Abrasion-resistant steel is the biggest advancement for dump trailers in years, according to Tiger General, a Clement dealer in Medina, Ohio.

As its name implies, AR steel resists damage and extends vehicle life. This product is 125 times stronger than mild carbon steel, as measured in psi, so the builder can reduce wall and floor thickness to save weight and carry more payload. A number of manufacturers have adopted it for bodies that haul rock, rubble, scrap and other commodities that gouge interiors and "dimple" exteriors.

AR is given numbers, from 400 to 600, to express its hardness as measured on the Brinell scale, devised by Swedish engineer Johan August Brinell in 1900. This involves banging a steel ball with measured force against the material, then observing the size and depth of a resulting dent. AR 450 steel provided by one supplier has a Brinell score of 410 to 490, making it 138% harder than AR 400, with a Brinell range of 360 to 440, according to a trailer builder that uses AR 450 in a side-dump model.

Aerodynamics

Although they've been used on road tractors since the '70s oil crisis, aerodynamic fairings on trailers have been slow to catch on - until California's Air Resources Board mandated them for many large trailers starting in 2010.

The U.S. Department of Energy is now sponsoring SuperTruck development projects that are measuring benefits of various combinations of devices. In past decades, several research efforts pointed out the fuel-saving benefits of smoothing out the boxy shape of van-type trailers, but the trucking public viewed them as too radical and expensive to be useful or practical.

Gap sealers, side skirts and variations on the boat tail theme have proven effective in saving fuel and reducing greenhouse gases - but only at highway speeds. While sitting still, as many trailers are doing at any given time, aero improvers save nothing.

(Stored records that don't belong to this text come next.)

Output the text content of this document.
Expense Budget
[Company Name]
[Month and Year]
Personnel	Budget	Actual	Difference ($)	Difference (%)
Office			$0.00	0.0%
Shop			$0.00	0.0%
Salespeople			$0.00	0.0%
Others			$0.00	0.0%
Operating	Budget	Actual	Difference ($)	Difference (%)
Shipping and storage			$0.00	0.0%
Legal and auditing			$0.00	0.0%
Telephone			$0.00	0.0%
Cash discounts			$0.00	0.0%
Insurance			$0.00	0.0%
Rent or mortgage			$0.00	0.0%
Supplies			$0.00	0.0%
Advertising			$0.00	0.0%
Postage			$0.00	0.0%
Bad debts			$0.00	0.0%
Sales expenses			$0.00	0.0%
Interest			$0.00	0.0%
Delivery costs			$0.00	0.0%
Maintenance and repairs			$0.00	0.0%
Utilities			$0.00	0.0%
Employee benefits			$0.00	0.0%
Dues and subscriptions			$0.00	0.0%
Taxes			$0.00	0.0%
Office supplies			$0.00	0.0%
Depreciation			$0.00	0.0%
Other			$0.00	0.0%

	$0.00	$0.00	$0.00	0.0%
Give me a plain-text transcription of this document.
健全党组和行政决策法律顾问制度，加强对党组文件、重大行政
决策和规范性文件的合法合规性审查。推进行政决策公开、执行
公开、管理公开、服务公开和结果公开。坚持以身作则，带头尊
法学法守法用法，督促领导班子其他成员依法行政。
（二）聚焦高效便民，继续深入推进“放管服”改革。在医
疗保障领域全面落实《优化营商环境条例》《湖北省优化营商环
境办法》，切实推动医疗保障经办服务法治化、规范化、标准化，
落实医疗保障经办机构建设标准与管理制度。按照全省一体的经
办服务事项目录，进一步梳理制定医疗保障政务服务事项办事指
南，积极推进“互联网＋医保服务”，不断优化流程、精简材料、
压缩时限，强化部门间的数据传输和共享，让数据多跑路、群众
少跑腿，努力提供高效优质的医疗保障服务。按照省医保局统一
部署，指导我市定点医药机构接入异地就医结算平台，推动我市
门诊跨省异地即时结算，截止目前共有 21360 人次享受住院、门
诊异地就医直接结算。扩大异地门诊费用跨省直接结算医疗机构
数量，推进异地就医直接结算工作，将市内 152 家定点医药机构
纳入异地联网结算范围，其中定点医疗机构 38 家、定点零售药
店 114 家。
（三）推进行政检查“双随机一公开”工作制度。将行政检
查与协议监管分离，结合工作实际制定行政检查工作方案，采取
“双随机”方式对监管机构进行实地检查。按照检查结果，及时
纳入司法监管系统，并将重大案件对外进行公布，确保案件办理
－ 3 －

Fairings always risk being damaged in everyday operation, so newer products are coming out that are flexible enough to give under stress then return to their original shapes.
Possible next step: Build streamlined designs into trailers and truck bodies.

Wide-base single tires

Also usable on tractors, wide-base single tires and wheels save about 400 pounds per tandem over traditional dual-wheel fitments. Wide-base tires also roll more easily because their sidewalls are stiffer and flex less, reducing energy needed to pull them. This makes them among the items favored by CARB in its regulations. However, when one goes flat, the truck must stop - an argument against using them, unless trailers also have automatic tire monitoring and inflation systems.

Tire-pressure monitoring and inflation

Proper air pressure extends tire life and prevents expensive flats and blowouts as well as boosts fuel economy. Keeping tires properly inflated is a pain for drivers, but it's easy if the vehicle has a device that does just that.